Sunday, 19 April 2009

That's not my name

These days, very little of my savings (not that they amount
to much), insurance, pension or any other financial affairs are sitting in the UK. For members of my family, it's a different matter. I was recently amused and a touch annoyed to see a customer missive from the insurance company formerly known as Norwich Union.

Now, Norwich Union are changing their name and luckily I missed the mega-budget TV ads put together to inform people of this fact. But I soon caught up with these and the company's ridiculous justification for their name change on the website for the "new" name, Aviva.

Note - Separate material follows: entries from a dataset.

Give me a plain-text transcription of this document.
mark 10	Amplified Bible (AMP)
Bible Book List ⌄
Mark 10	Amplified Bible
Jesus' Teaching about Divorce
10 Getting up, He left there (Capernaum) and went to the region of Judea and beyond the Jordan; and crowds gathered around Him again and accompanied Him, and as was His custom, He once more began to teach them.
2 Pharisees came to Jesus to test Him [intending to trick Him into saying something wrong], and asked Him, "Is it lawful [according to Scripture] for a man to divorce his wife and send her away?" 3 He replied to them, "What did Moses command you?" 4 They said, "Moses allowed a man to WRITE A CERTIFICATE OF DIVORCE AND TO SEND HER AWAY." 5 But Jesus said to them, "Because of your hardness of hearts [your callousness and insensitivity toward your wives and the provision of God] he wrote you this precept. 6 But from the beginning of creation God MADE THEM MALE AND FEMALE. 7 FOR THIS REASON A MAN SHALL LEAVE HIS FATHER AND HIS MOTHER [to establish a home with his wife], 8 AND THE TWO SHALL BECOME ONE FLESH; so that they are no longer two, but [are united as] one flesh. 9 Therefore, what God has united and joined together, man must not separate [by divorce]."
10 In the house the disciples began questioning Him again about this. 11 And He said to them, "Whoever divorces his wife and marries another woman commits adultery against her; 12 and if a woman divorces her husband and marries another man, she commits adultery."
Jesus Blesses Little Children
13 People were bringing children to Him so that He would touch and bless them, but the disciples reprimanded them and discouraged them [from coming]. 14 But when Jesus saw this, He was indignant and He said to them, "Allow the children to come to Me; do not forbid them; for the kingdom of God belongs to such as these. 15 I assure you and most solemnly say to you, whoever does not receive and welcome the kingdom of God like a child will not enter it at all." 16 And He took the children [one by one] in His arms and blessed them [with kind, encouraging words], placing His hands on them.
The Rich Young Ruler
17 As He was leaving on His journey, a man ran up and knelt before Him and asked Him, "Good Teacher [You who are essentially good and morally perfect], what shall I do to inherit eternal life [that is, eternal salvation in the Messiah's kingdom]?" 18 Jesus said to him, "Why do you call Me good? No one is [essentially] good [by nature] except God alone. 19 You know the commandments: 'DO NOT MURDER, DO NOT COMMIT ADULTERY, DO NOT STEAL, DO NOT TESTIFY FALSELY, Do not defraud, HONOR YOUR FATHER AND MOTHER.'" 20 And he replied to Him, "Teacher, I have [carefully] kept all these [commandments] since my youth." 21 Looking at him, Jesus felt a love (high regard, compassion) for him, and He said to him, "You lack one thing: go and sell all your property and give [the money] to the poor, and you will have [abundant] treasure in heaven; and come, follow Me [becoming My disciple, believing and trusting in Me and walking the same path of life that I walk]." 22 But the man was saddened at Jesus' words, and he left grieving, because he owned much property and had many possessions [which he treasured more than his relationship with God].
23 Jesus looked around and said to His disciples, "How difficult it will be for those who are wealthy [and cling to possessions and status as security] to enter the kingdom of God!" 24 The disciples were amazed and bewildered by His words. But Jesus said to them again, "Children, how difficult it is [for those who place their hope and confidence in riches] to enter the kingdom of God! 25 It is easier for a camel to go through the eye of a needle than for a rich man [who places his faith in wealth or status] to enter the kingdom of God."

The TV ads and the blurb on the website commit just about every error in the argument that it's possible to make. In the TV ads, we're treated to a "host of A-List celebrities" who seemingly only reached that stellar status through carefully chosen stage names. But none of these people achieved success but then decided to change their name to something completely different just because they wanted to play on the global stage, did they? The blurb on the website tells us that "sometimes a simple change of name can unlock the potential that was there all along. Celebrities do it all the time..." Hmmm, I can't recall Madonna, the queen of re-invention, changing her name with each new persona or new man. And while we're on the subject, just remember you're an insurance and financial services company, not a celebrity. Some celebrities do all manner of distasteful things "all the time", but I don't really want my insurer following suit.

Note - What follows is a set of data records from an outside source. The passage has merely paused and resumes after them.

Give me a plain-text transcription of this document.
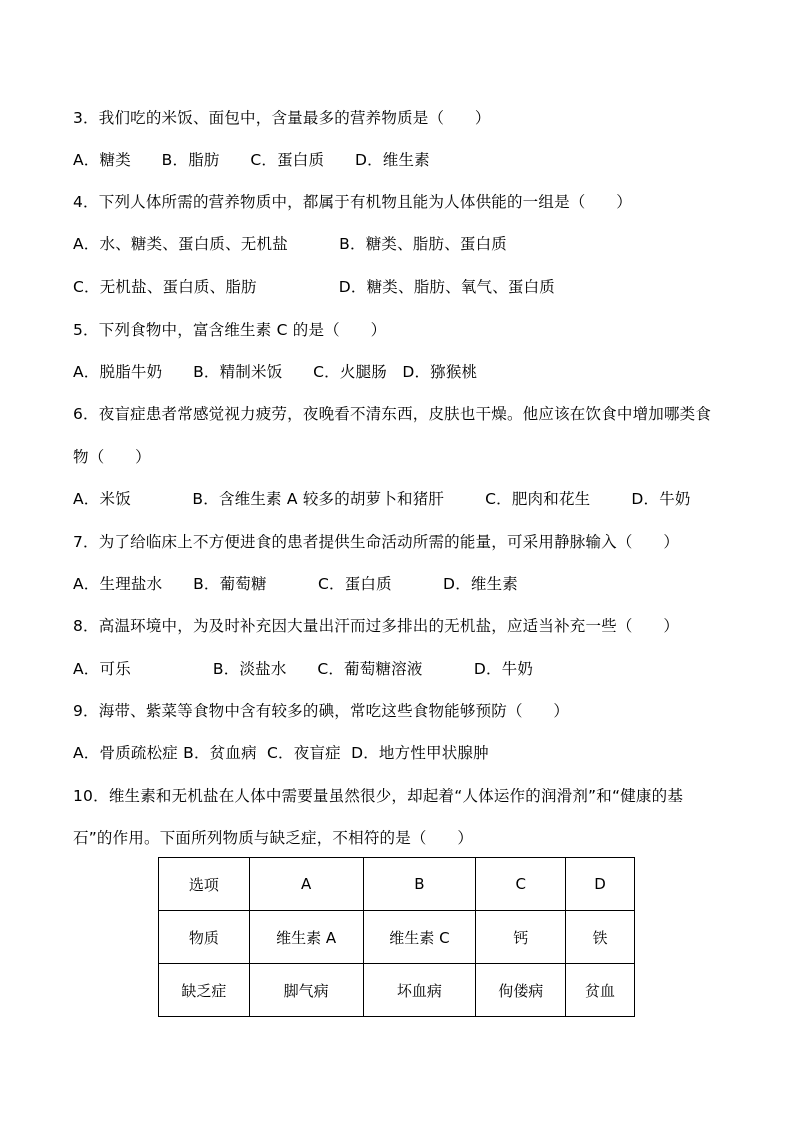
3．我们吃的米饭、面包中，含量最多的营养物质是（      ）
A．糖类      B．脂肪      C．蛋白质      D．维生素
4．下列人体所需的营养物质中，都属于有机物且能为人体供能的一组是（      ）
A．水、糖类、蛋白质、无机盐          B．糖类、脂肪、蛋白质
C．无机盐、蛋白质、脂肪                D．糖类、脂肪、氧气、蛋白质
5．下列食物中，富含维生素 C 的是（      ）
A．脱脂牛奶      B．精制米饭      C．火腿肠   D．猕猴桃
6．夜盲症患者常感觉视力疲劳，夜晚看不清东西，皮肤也干燥。他应该在饮食中增加哪类食
物（      ）
A．米饭            B．含维生素 A 较多的胡萝卜和猪肝        C．肥肉和花生        D．牛奶
7．为了给临床上不方便进食的患者提供生命活动所需的能量，可采用静脉输入（      ）
A．生理盐水      B．葡萄糖          C．蛋白质          D．维生素
8．高温环境中，为及时补充因大量出汗而过多排出的无机盐，应适当补充一些（      ）
A．可乐                B．淡盐水      C．葡萄糖溶液          D．牛奶
9．海带、紫菜等食物中含有较多的碘，常吃这些食物能够预防（      ）
A．骨质疏松症 B．贫血病  C．夜盲症  D．地方性甲状腺肿
10．维生素和无机盐在人体中需要量虽然很少，却起着“人体运作的润滑剂”和“健康的基
石”的作用。下面所列物质与缺乏症，不相符的是（      ）
选项	A	B	C	D
物质	维生素 A	维生素 C	钙	铁
缺乏症	脚气病	坏血病	佝偻病	贫血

Then Norwich Union start really getting a bit too big for their boots, throwing in the statement that "for us, it was just a case of outgrowing the name we started out with". If you look at Interbrand's fastest growing brands, I think you'll find that most of them stick to their names. Can you imagine Apple thinking: "oh dear, an apple is, sort of...small. Can't we call ourselves one-million-acre-banana-plantation instead to give more an idea of scale?"

The name itself - Aviva - is described as "perfect for us because it's short, memorable and feels positive and lively." Apart from sounding like either a product for people of a certain age with bladder weakness or a Eurovision Song Contest entry, I am not sure that I want my pensions and insurance company too positive and lively. How about solid, honest and reliable?

But the customer letter is the worst item of the whole sorry lot. Here we are reassured by those lively, positive Aviva people (who I am now convinced are transvestites in sequins with bladder problems) that "our name change will make absolutely no difference to your relationship with us."

I think the customers should be the judge of that, thank you.